La tragedia che occorse alla cordata di Whymper durante la discesa fu argomento di polemiche e di inchieste che forse ancora oggi non sono definitivamente concluse. L’eco di una tale vittoria non poteva che acquistare ancora maggior forza da una disgrazia i cui meccanismi, per forza di cose, non ebbero mai potuto essere chiariti.

A questo si aggiunga la quasi contemporaneità della salita italiana di Carrel, che originò un’altra serie di accanite discussioni su a chi avrebbe dovuto andare il vero merito della conquista: al forte valligiano che riportò a valle la sua comitiva indenne o al folle alpinista cittadino che, per troppa fretta di vincere, fu accusato di superficialità nella scelta dei compagni e di aver quindi tralasciato le più elementari norme di prudenza?
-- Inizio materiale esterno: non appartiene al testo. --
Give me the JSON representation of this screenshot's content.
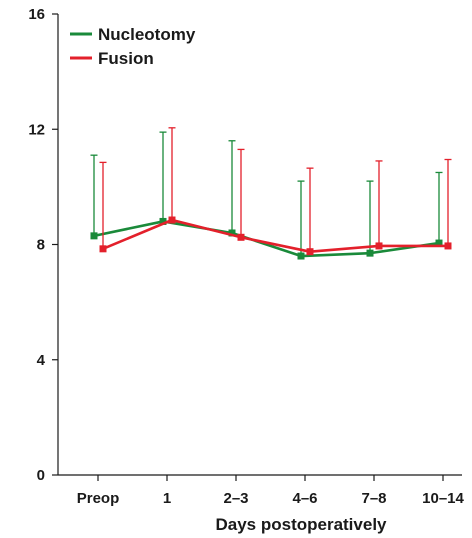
{
  "chart_data": {
    "type": "line",
    "title": "",
    "xlabel": "Days postoperatively",
    "ylabel": "",
    "categories": [
      "Preop",
      "1",
      "2–3",
      "4–6",
      "7–8",
      "10–14"
    ],
    "ylim": [
      0,
      16
    ],
    "yticks": [
      0,
      4,
      8,
      12,
      16
    ],
    "grid": false,
    "legend": "top-left",
    "series": [
      {
        "name": "Nucleotomy",
        "color": "#1a8a3a",
        "values": [
          8.3,
          8.8,
          8.4,
          7.6,
          7.7,
          8.05
        ],
        "error_upper": [
          11.1,
          11.9,
          11.6,
          10.2,
          10.2,
          10.5
        ]
      },
      {
        "name": "Fusion",
        "color": "#e3202b",
        "values": [
          7.85,
          8.85,
          8.25,
          7.75,
          7.95,
          7.95
        ],
        "error_upper": [
          10.85,
          12.05,
          11.3,
          10.65,
          10.9,
          10.95
        ]
      }
    ]
  }
}
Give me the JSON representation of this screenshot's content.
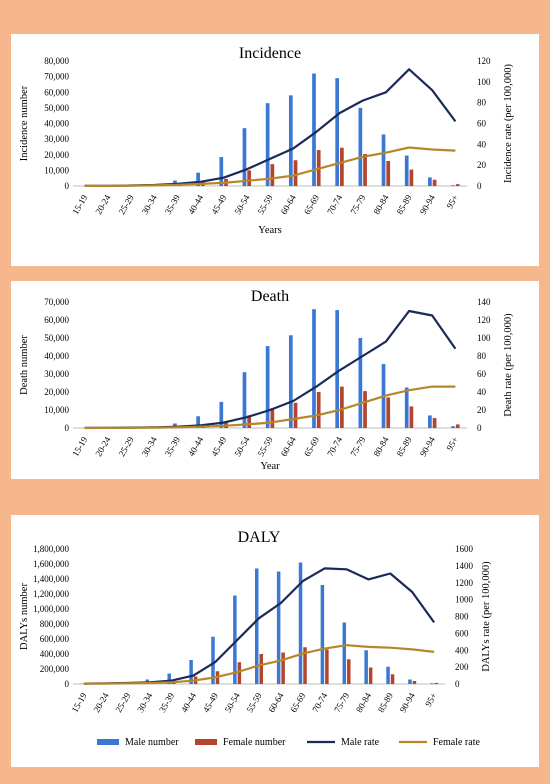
{
  "chart_data": [
    {
      "type": "bar",
      "title": "Incidence",
      "xlabel": "Years",
      "ylabel": "Incidence number",
      "y2label": "Incidence rate (per 100,000)",
      "categories": [
        "15-19",
        "20-24",
        "25-29",
        "30-34",
        "35-39",
        "40-44",
        "45-49",
        "50-54",
        "55-59",
        "60-64",
        "65-69",
        "70-74",
        "75-79",
        "80-84",
        "85-89",
        "90-94",
        "95+"
      ],
      "ylim": [
        0,
        80000
      ],
      "yticks": [
        "0",
        "10,000",
        "20,000",
        "30,000",
        "40,000",
        "50,000",
        "60,000",
        "70,000",
        "80,000"
      ],
      "y2lim": [
        0,
        120
      ],
      "y2ticks": [
        "0",
        "20",
        "40",
        "60",
        "80",
        "100",
        "120"
      ],
      "series": [
        {
          "name": "Male number",
          "kind": "bar",
          "axis": "left",
          "values": [
            0,
            100,
            300,
            1200,
            3500,
            8500,
            18500,
            37000,
            53000,
            58000,
            72000,
            69000,
            50000,
            33000,
            19500,
            5500,
            500
          ]
        },
        {
          "name": "Female number",
          "kind": "bar",
          "axis": "left",
          "values": [
            0,
            50,
            150,
            500,
            1200,
            2500,
            4500,
            10000,
            14000,
            16500,
            23000,
            24500,
            20500,
            16000,
            10500,
            4000,
            1200
          ]
        },
        {
          "name": "Male rate",
          "kind": "line",
          "axis": "right",
          "values": [
            0.1,
            0.2,
            0.5,
            1,
            2,
            4,
            8,
            16,
            26,
            36,
            52,
            70,
            82,
            90,
            112,
            92,
            62
          ]
        },
        {
          "name": "Female rate",
          "kind": "line",
          "axis": "right",
          "values": [
            0.05,
            0.1,
            0.3,
            0.6,
            1.2,
            2,
            3,
            5,
            7,
            10,
            16,
            22,
            28,
            32,
            37,
            35,
            34
          ]
        }
      ]
    },
    {
      "type": "bar",
      "title": "Death",
      "xlabel": "Year",
      "ylabel": "Death number",
      "y2label": "Death rate (per 100,000)",
      "categories": [
        "15-19",
        "20-24",
        "25-29",
        "30-34",
        "35-39",
        "40-44",
        "45-49",
        "50-54",
        "55-59",
        "60-64",
        "65-69",
        "70-74",
        "75-79",
        "80-84",
        "85-89",
        "90-94",
        "95+"
      ],
      "ylim": [
        0,
        70000
      ],
      "yticks": [
        "0",
        "10,000",
        "20,000",
        "30,000",
        "40,000",
        "50,000",
        "60,000",
        "70,000"
      ],
      "y2lim": [
        0,
        140
      ],
      "y2ticks": [
        "0",
        "20",
        "40",
        "60",
        "80",
        "100",
        "120",
        "140"
      ],
      "series": [
        {
          "name": "Male number",
          "kind": "bar",
          "axis": "left",
          "values": [
            0,
            100,
            300,
            1000,
            2500,
            6500,
            14500,
            31000,
            45500,
            51500,
            66000,
            65500,
            50000,
            35500,
            22500,
            7000,
            1000
          ]
        },
        {
          "name": "Female number",
          "kind": "bar",
          "axis": "left",
          "values": [
            0,
            50,
            100,
            300,
            800,
            1800,
            3500,
            7000,
            11000,
            14000,
            20000,
            23000,
            20500,
            17000,
            12000,
            5500,
            2000
          ]
        },
        {
          "name": "Male rate",
          "kind": "line",
          "axis": "right",
          "values": [
            0.1,
            0.2,
            0.4,
            0.8,
            1.5,
            3,
            6,
            12,
            20,
            30,
            46,
            64,
            80,
            96,
            130,
            125,
            88
          ]
        },
        {
          "name": "Female rate",
          "kind": "line",
          "axis": "right",
          "values": [
            0.05,
            0.1,
            0.2,
            0.4,
            0.8,
            1.5,
            2.5,
            4,
            6,
            10,
            14,
            20,
            28,
            36,
            42,
            46,
            46
          ]
        }
      ]
    },
    {
      "type": "bar",
      "title": "DALY",
      "xlabel": "",
      "ylabel": "DALYs number",
      "y2label": "DALYs rate (per 100,000)",
      "categories": [
        "15-19",
        "20-24",
        "25-29",
        "30-34",
        "35-39",
        "40-44",
        "45-49",
        "50-54",
        "55-59",
        "60-64",
        "65-69",
        "70-74",
        "75-79",
        "80-84",
        "85-89",
        "90-94",
        "95+"
      ],
      "ylim": [
        0,
        1800000
      ],
      "yticks": [
        "0",
        "200,000",
        "400,000",
        "600,000",
        "800,000",
        "1,000,000",
        "1,200,000",
        "1,400,000",
        "1,600,000",
        "1,800,000"
      ],
      "y2lim": [
        0,
        1600
      ],
      "y2ticks": [
        "0",
        "200",
        "400",
        "600",
        "800",
        "1000",
        "1200",
        "1400",
        "1600"
      ],
      "series": [
        {
          "name": "Male number",
          "kind": "bar",
          "axis": "left",
          "values": [
            3000,
            8000,
            25000,
            60000,
            140000,
            320000,
            630000,
            1180000,
            1540000,
            1500000,
            1620000,
            1320000,
            820000,
            450000,
            230000,
            60000,
            10000
          ]
        },
        {
          "name": "Female number",
          "kind": "bar",
          "axis": "left",
          "values": [
            2000,
            5000,
            12000,
            25000,
            55000,
            100000,
            170000,
            290000,
            400000,
            420000,
            490000,
            460000,
            330000,
            220000,
            130000,
            40000,
            15000
          ]
        },
        {
          "name": "Male rate",
          "kind": "line",
          "axis": "right",
          "values": [
            5,
            8,
            12,
            20,
            40,
            100,
            260,
            520,
            780,
            960,
            1220,
            1370,
            1360,
            1240,
            1310,
            1090,
            730
          ]
        },
        {
          "name": "Female rate",
          "kind": "line",
          "axis": "right",
          "values": [
            3,
            5,
            8,
            12,
            20,
            40,
            80,
            140,
            220,
            280,
            360,
            420,
            460,
            440,
            430,
            410,
            380
          ]
        }
      ]
    }
  ],
  "legend": {
    "male_number": "Male number",
    "female_number": "Female number",
    "male_rate": "Male rate",
    "female_rate": "Female rate",
    "position": "bottom"
  },
  "colors": {
    "male_bar": "#3a78d4",
    "female_bar": "#b4452c",
    "male_line": "#1a2a5a",
    "female_line": "#b8862a",
    "background": "#f6b78c"
  }
}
Oggi, a distanza di 135 anni (la recensione è stata scritta nel 2000, NdR), possiamo capire che in realtà il più meritevole di vittoria fu senza dubbio Whymper, che fino all’ultimo fu più «sportivo» di Carrel. Ma ricordiamoci che le differenti condizioni sociali dei due ebbero sicuramente la loro importanza; per CarreI non esisteva la nozione di sport e non c’era solo il Cervino: la famiglia da mantenere, l’esigenza pratica (e non spirituale) di farsi un nome che, con una vittoria divisa con Whymper, non avrebbe mai visto la luce.
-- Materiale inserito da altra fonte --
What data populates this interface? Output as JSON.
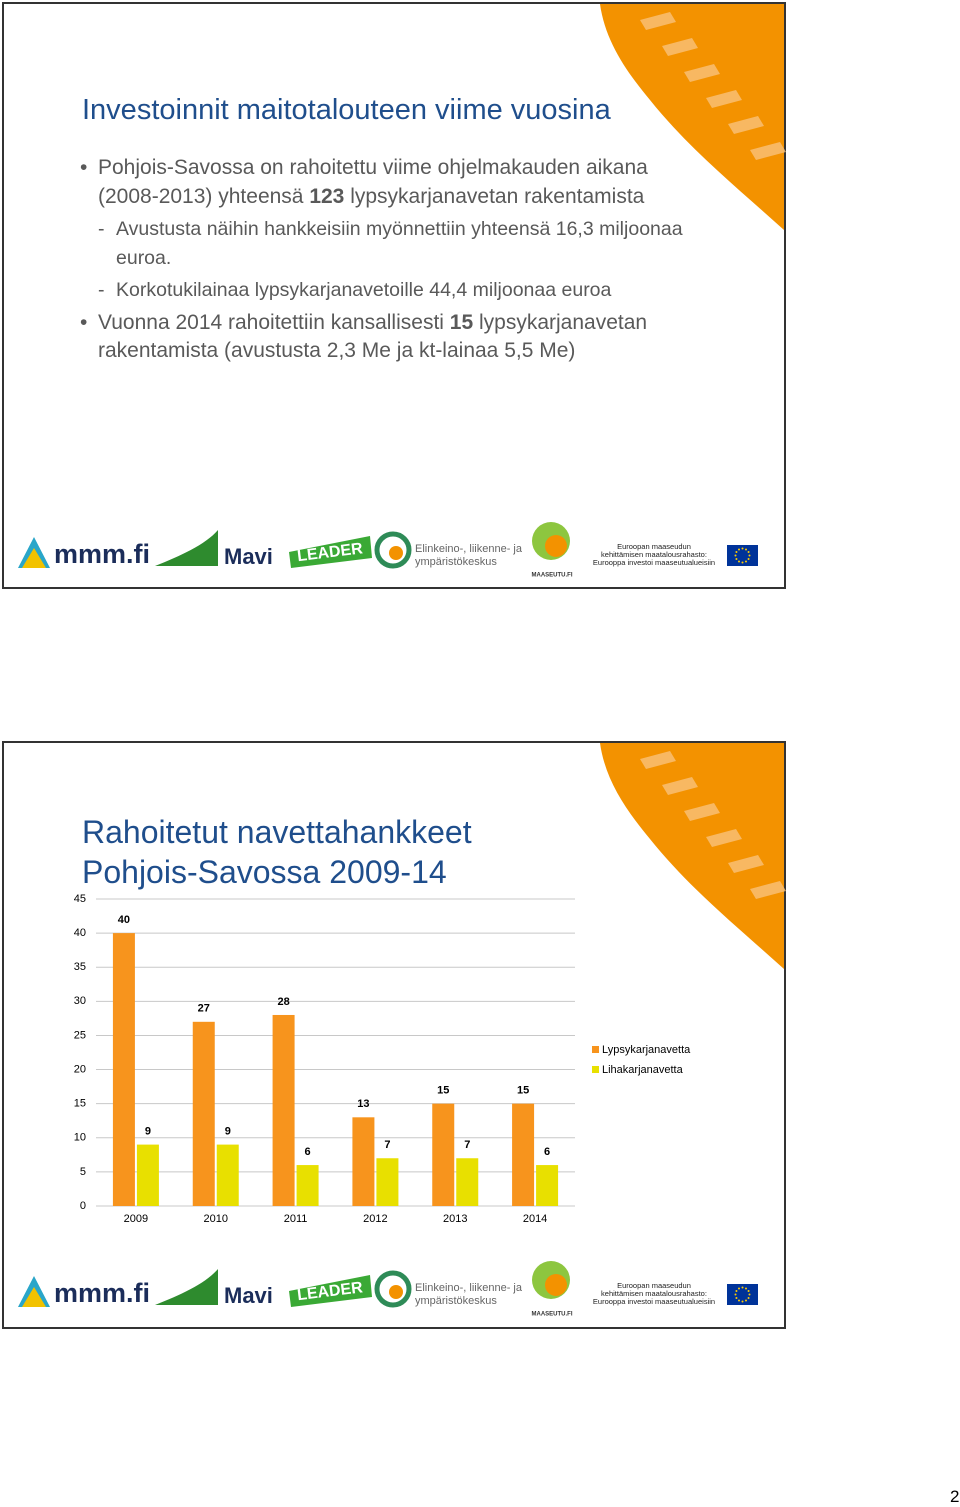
{
  "slide1": {
    "title": "Investoinnit maitotalouteen viime vuosina",
    "bullets": [
      {
        "level": 1,
        "parts": [
          "Pohjois-Savossa on rahoitettu viime ohjelmakauden aikana (2008-2013) yhteensä ",
          "123",
          " lypsykarjanavetan rakentamista"
        ]
      },
      {
        "level": 2,
        "parts": [
          "Avustusta näihin hankkeisiin myönnettiin yhteensä 16,3 miljoonaa euroa."
        ]
      },
      {
        "level": 2,
        "parts": [
          "Korkotukilainaa lypsykarjanavetoille 44,4 miljoonaa euroa"
        ]
      },
      {
        "level": 1,
        "parts": [
          "Vuonna 2014 rahoitettiin kansallisesti ",
          "15",
          " lypsykarjanavetan rakentamista (avustusta 2,3 Me ja kt-lainaa 5,5 Me)"
        ]
      }
    ]
  },
  "chart_data": {
    "type": "bar",
    "title": "Rahoitetut navettahankkeet Pohjois-Savossa 2009-14",
    "categories": [
      "2009",
      "2010",
      "2011",
      "2012",
      "2013",
      "2014"
    ],
    "series": [
      {
        "name": "Lypsykarjanavetta",
        "color": "#f7941d",
        "values": [
          40,
          27,
          28,
          13,
          15,
          15
        ]
      },
      {
        "name": "Lihakarjanavetta",
        "color": "#e8e000",
        "values": [
          9,
          9,
          6,
          7,
          7,
          6
        ]
      }
    ],
    "ylim": [
      0,
      45
    ],
    "yticks": [
      0,
      5,
      10,
      15,
      20,
      25,
      30,
      35,
      40,
      45
    ],
    "grid": true,
    "legend": "right"
  },
  "footer": {
    "mmm": "mmm.fi",
    "mavi": "Mavi",
    "leader": "LEADER",
    "ely": [
      "Elinkeino-, liikenne- ja",
      "ympäristökeskus"
    ],
    "maaseutu": "MAASEUTU.FI",
    "eu": [
      "Euroopan maaseudun",
      "kehittämisen maatalousrahasto:",
      "Eurooppa investoi maaseutualueisiin"
    ]
  },
  "page_number": "2"
}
Questa, in sintesi, la storia che Livio Sposito racconta al lettore. Un racconto per momenti, esposti in genere nella loro contemporaneità, perché gli attori principali, Whymper e Carrel, sono attorniati da decine di altri attori pretendenti alla conquista del Cervino: ciascuno di loro aggiunge un tassello a quello che si rivelerà un intreccio teatrale tale da superare spesso la fantasia più fervida. Se al tempo della vittoria destarono grande impressione nel pubblico non competente la tragedia e tutti i suoi conseguenti risvolti umani, oggi la sequenza di scene e di azioni può essere raccontata ai lettori moderni con un tono apparentemente distaccato che Sposito adotta in modo egregio, alternando documenti scritti ad un racconto agile che riproduce sempre solo l’essenziale. Sono pochi i suoi interventi diretti, il lettore è lasciato libero di interpretare a suo uso una storia che sembra proprio oggettiva perché tante sono le voci diverse che vi concorrono.

Ciò non significa che il libro non abbia una tesi: nei colpi di scena e nei momenti di gloria e di tragedia, Sposito sottolinea sempre il rispetto che i due attori principali hanno vicendevolmente. Rispetto che, fatte salve le differenze sociali, spesso sconfina in una strana amicizia tra due uomini veramente grandi.